More and more in recent years, those networks have
extended to Iraq, which has long shipped its oil from Ceyhan.
Friendly relations between the two countries go back decades, and
Russia is by far Iraq's largest trading partner. It also holds $8
billion in Iraqi debt, giving it a long-term stake in Iraqi
stability. Lukoil, for example, holds rights to Iraq's West Qurna
oil field. One of the world's largest, West Qurna could eventually
pump up to a million barrels a day. So for historical and commercial
reasons, Russia has opposed the levying of further UN sanctions
against Iraq, and would like to see those in place lifted.
The sanctions have, of course, been a political and
humanitarian disaster (which Osama bin Laden has not hesitated to
exploit). Depending on whose abacus one uses, the number of innocent
children said to have died runs into the hundreds of thousands
(according to the UN) or even the millions (according to the
Iraqis).
The American and British response has been to lobby
intensively for a change in the nature of sanctions. This past
summer, they proposed to the UN Security Council the idea of "smart
sanctions," which would allow the Iraqi citizenry access to a far
greater range of goods, while clamping down more firmly on "dual
use" items with potential military applications. France,
traditionally a staunch ally of Iraq, went along with the U.S.-U.K.

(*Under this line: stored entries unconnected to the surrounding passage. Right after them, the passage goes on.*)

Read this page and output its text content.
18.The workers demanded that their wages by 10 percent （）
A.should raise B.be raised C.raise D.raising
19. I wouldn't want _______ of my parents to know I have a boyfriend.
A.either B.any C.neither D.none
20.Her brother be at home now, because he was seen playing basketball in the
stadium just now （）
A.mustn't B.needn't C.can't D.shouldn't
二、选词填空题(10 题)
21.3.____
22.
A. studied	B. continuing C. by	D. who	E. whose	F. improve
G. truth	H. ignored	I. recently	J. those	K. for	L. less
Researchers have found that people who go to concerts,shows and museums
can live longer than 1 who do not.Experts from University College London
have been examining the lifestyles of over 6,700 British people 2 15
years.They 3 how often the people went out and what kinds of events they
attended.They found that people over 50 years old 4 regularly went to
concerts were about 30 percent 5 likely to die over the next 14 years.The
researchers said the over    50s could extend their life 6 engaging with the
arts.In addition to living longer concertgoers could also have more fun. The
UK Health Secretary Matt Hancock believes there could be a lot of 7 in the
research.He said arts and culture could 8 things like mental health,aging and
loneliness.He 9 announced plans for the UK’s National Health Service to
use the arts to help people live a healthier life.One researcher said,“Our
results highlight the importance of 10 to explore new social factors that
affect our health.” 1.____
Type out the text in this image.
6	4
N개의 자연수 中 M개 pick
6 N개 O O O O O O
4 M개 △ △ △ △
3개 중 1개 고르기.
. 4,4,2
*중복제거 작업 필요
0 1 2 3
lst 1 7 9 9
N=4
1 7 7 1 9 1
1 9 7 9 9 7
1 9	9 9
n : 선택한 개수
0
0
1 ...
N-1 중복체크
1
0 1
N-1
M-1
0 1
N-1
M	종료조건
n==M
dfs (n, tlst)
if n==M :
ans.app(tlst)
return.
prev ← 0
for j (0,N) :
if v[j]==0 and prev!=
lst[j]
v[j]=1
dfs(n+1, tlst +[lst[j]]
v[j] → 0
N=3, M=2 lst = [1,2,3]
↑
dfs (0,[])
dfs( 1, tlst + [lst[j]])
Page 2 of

proposal. Russia did not, and the long shadow of a Russian veto kept
the Security Council from voting smart sanctions into effect.
Iraq, which claims to have no more weapons of mass
destruction, is of course opposed to any sanctions, as well as to
the return of UN weapons inspectors. So in August of 2001, in clear
appreciation of Russia's backing at the UN, Iraq reassigned rights
to its oil fields at Nahr Umar and Majnoon, previously held by the
French, to Russia. Their potential is well over double that of the
West Qurna fields, which means that in a post-sanctions world,
Russia has access, from these fields alone, to more than 3 million
barrels a day of Iraqi oil. And there are others.

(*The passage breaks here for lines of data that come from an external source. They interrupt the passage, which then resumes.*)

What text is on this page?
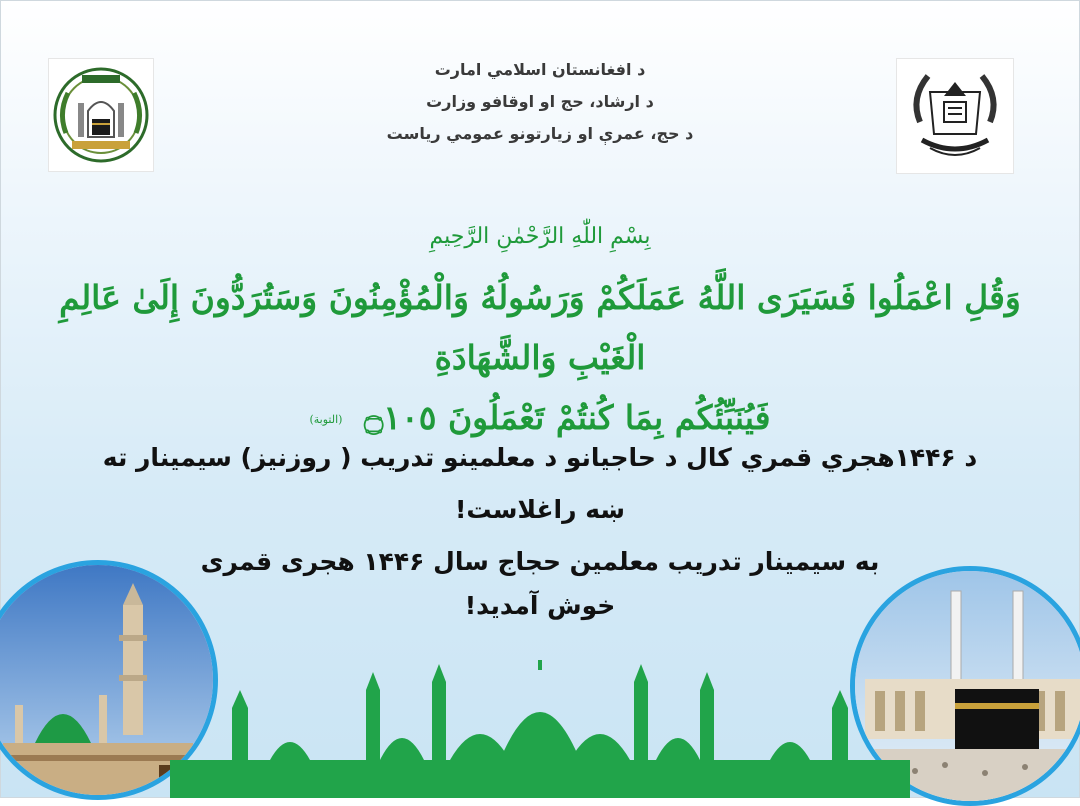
د افغانستان اسلامي امارت
د ارشاد، حج او اوقافو وزارت
د حج، عمرې او زيارتونو عمومي رياست
بِسْمِ اللّٰهِ الرَّحْمٰنِ الرَّحِيمِ
وَقُلِ اعْمَلُوا فَسَيَرَى اللَّهُ عَمَلَكُمْ وَرَسُولُهُ وَالْمُؤْمِنُونَ وَسَتُرَدُّونَ إِلَىٰ عَالِمِ الْغَيْبِ وَالشَّهَادَةِ
فَيُنَبِّئُكُم بِمَا كُنتُمْ تَعْمَلُونَ ۝١٠٥ (التوبة)
د ۱۴۴۶هجري قمري کال د حاجيانو د معلمينو تدريب ( روزنيز) سيمينار ته
ښه راغلاست!
به سيمينار تدريب معلمين حجاج سال ۱۴۴۶ هجری قمری
خوش آمديد!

Russia is, by Western standards, an underdeveloped
country, with a GNP about the same size as Holland's. And it is very
unlikely that the West will ever stop buying Persian Gulf oil—there
are no known sources as cheap or as plentiful. But factoring in ever
rising output from both Russian and Caspian fields, the amount of
oil Russia can bring to market exceeds Saudi numbers (although the
quality of Russian oil is inferior to Saudi, and it costs three or
four times as much to extract). Add in Iraqi potential, and it's
roughly double Saudi Arabia's current production level of 8 million
barrels a day.
The Petroleum Finance Company, an influential
consulting and analysis firm, has devoted much study to this, and
some of it recently found an echo in The Washington Post. In
a December 23 column called "Russia Wins the War," David Ignatius
cited a PFC report and found it "obvious that Moscow is on its way
to becoming the next Houston—the global capital of energy."
On November 26—the same day Secretary Abraham took
off for Moscow—President Bush issued his famous "he'll find out"

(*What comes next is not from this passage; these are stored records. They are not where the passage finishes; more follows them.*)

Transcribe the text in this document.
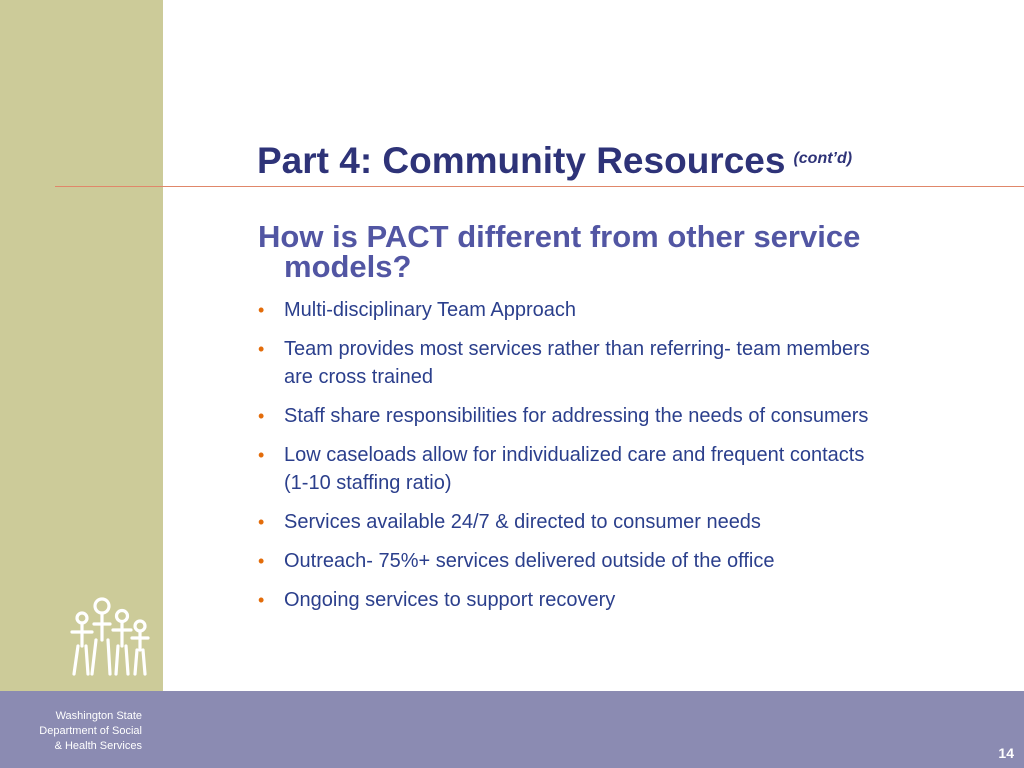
Washington State
Department of Social
& Health Services	14
Part 4: Community Resources $^{(cont’d)}$
How is PACT different from other service models?
• Multi-disciplinary Team Approach
• Team provides most services rather than referring- team members are cross trained
• Staff share responsibilities for addressing the needs of consumers
• Low caseloads allow for individualized care and frequent contacts (1-10 staffing ratio)
• Services available 24/7 & directed to consumer needs
• Outreach- 75%+ services delivered outside of the office
• Ongoing services to support recovery
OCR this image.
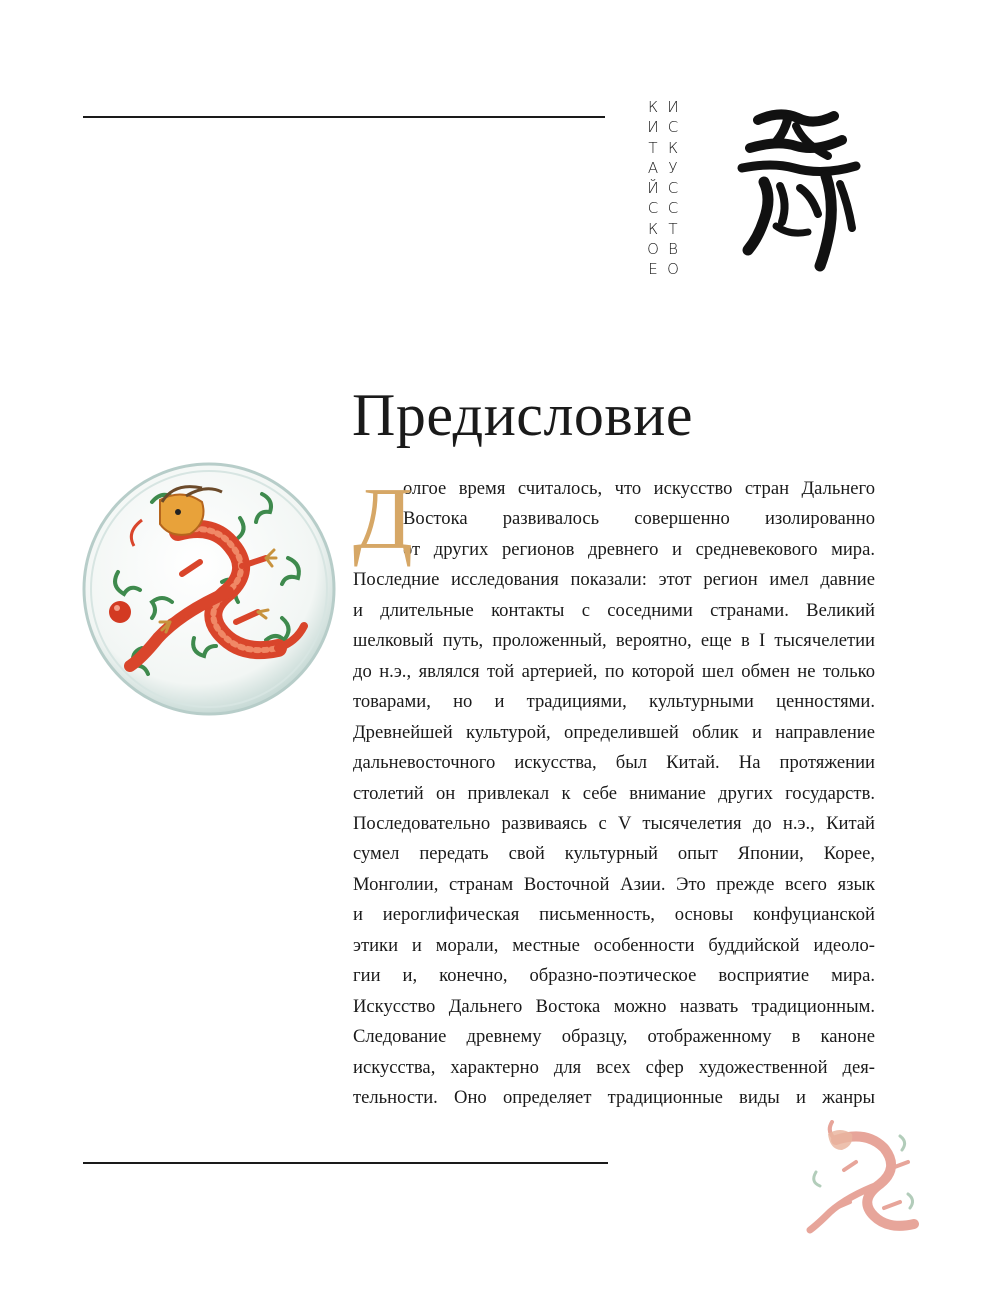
К
И
Т
А
Й
С
К
О
Е
И
С
К
У
С
С
Т
В
О
Предисловие
Д
олгое время считалось, что искусство стран Дальнего
Востока развивалось совершенно изолированно
от других регионов древнего и средневекового мира.
Последние исследования показали: этот регион имел давние
и длительные контакты с соседними странами. Великий
шелковый путь, проложенный, вероятно, еще в I тысячелетии
до н.э., являлся той артерией, по которой шел обмен не только
товарами, но и традициями, культурными ценностями.
Древнейшей культурой, определившей облик и направление
дальневосточного искусства, был Китай. На протяжении
столетий он привлекал к себе внимание других государств.
Последовательно развиваясь с V тысячелетия до н.э., Китай
сумел передать свой культурный опыт Японии, Корее,
Монголии, странам Восточной Азии. Это прежде всего язык
и иероглифическая письменность, основы конфуцианской
этики и морали, местные особенности буддийской идеоло-
гии и, конечно, образно-поэтическое восприятие мира.
Искусство Дальнего Востока можно назвать традиционным.
Следование древнему образцу, отображенному в каноне
искусства, характерно для всех сфер художественной дея-
тельности. Оно определяет традиционные виды и жанры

threat to Saddam Hussein. Although the topic at the time was the
admission of weapons inspectors, it was not widely noted that four
days later, the UN Security Council was again to put the issue of
"smart sanctions" to a vote.
It never happened. The decision was tabled for six
months, because a deal had been worked out, it was reported, between
the U.S. and Russia. Both countries would come to agreement on a
list of prohibited dual-use items, to be presented to the Security
Council on June 1, 2002, at which time the whole issue of sanctions
against Iraq would be reviewed. In the meantime, Putin has been
calling on Iraq to readmit UN weapons inspectors, in the hope that
sanctions be lifted.
But whatever happens—air strikes, a new spirit of
cooperation from Iraq, nothing at all—one thing is certain. For the
foreseeable future, a resurgent Russia, America's new best friend,
will be Iraq's main partner in the oil business—Saddam or no Saddam.